Albertsen Andi Eie, Mortensen Peter Thomas, Jensen Henrik Kjærulf, Poulsen Steen Hvitfeldt, Egeblad Henrik, Nielsen Jens Cosedis
Department of Cardiology, Aarhus University Hospital, Skejby, Brendstrupgaardsvej 100, DK-8200 Aarhus N, Denmark.
Eur J Echocardiogr. 2011 Oct;12(10):767-72. doi: 10.1093/ejechocard/jer136. Epub 2011 Aug 20.
To investigate whether biventricular (BIV) pacing preserves left ventricular ejection fraction (LVEF) and reduces LV dyssynchrony when compared with standard dual-chamber right ventricular (RV) pacing in consecutive patients with high-grade atrioventricular block during 3 years of pacing.

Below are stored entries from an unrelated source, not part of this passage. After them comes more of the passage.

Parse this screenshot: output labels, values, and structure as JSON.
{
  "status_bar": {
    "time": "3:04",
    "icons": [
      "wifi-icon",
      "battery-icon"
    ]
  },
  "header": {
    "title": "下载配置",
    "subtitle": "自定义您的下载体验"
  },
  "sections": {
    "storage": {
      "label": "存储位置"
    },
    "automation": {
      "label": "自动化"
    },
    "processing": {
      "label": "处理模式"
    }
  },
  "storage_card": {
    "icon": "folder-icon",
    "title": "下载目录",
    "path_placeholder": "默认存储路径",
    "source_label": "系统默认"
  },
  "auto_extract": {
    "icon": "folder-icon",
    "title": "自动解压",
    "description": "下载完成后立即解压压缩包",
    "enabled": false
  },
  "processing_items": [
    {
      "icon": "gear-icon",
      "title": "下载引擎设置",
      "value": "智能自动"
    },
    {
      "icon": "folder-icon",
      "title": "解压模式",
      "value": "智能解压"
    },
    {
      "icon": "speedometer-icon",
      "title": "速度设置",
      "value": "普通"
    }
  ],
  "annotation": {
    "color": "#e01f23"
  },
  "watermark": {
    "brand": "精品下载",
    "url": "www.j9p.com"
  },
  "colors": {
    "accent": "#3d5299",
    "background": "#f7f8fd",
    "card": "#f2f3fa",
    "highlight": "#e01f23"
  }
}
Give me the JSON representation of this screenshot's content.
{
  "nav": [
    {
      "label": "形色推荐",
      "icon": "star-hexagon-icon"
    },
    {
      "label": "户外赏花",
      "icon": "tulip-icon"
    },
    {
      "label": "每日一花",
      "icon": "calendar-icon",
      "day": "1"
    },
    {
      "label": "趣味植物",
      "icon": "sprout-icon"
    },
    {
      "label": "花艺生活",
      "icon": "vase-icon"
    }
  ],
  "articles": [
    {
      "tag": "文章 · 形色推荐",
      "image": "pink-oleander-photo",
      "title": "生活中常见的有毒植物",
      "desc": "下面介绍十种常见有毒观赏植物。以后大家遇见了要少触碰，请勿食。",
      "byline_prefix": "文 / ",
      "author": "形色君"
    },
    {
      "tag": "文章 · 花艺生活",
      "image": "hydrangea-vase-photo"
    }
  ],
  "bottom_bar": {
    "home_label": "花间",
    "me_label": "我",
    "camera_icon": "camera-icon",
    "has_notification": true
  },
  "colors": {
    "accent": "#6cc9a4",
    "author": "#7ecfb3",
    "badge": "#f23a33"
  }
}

Fifty patients were randomized to RV pacing or BIV pacing. LVEF was measured using three-dimensional echocardiography. Tissue Doppler imaging was used to quantify LV dyssynchrony in terms of the standard deviation of the time-to-peak velocity (Ts-SD). LVEF differed significantly between the two groups during 3 years of pacing (ANOVA: P=0.003). LVEF in the RV group decreased from 59±5% at baseline to 53±11% (P=0.01), while LVEF remained unchanged in the BIV group (57±7% at baseline vs. 58±10% (P=0.40). After 3 years of follow-up, we observed no difference in LV dyssynchrony, LV remodelling or measurements of clinical heart failure (N-terminal pro-brain natriuretic peptide, walking test, and New York Heart Association functional class) between the two groups. However, in the RV group, but not in the BIV group, dyssynchrony increased significantly (P=0.005) during follow-up. Furthermore, adverse LV remodelling was observed in the RV group with increased systolic volume and thinning of the LV septum.
BIV pacing preserves LVEF and minimizes LV dyssynchrony during long-term follow-up. Adverse remodelling observed during 3 years of RV pacing was prevented by BIV pacing. However, the adverse impact of RV pacing on LV function was not reflected in measures of clinical heart failure.
www.clinicaltrials.gov (identification number: NCT00228241).
在连续的高度房室传导阻滞患者中,比较双心室(BIV)起搏与标准双腔右心室(RV)起搏在3年起搏期间对左心室射血分数(LVEF)的保留情况以及对左心室不同步性的降低作用。
50例患者被随机分为RV起搏组或BIV起搏组。使用三维超声心动图测量LVEF。组织多普勒成像用于根据峰值速度时间标准差(Ts-SD)量化左心室不同步性。在3年起搏期间,两组间LVEF存在显著差异(方差分析:P = 0.003)。RV组LVEF从基线时的59±5%降至53±11%(P = 0.01),而BIV组LVEF保持不变(基线时57±7% vs. 58±10%(P = 0.40))。随访3年后,两组在左心室不同步性、左心室重构或临床心力衰竭测量指标(N末端脑钠肽前体、步行试验和纽约心脏协会功能分级)方面未观察到差异。然而,在随访期间,RV组而非BIV组的不同步性显著增加(P = 0.005)。此外,RV组观察到不良的左心室重构,表现为收缩末期容积增加和左心室间隔变薄。
BIV起搏在长期随访期间可保留LVEF并使左心室不同步性最小化。BIV起搏可预防RV起搏3年期间观察到的不良重构。然而,RV起搏对左心室功能的不良影响未在临床心力衰竭测量指标中体现。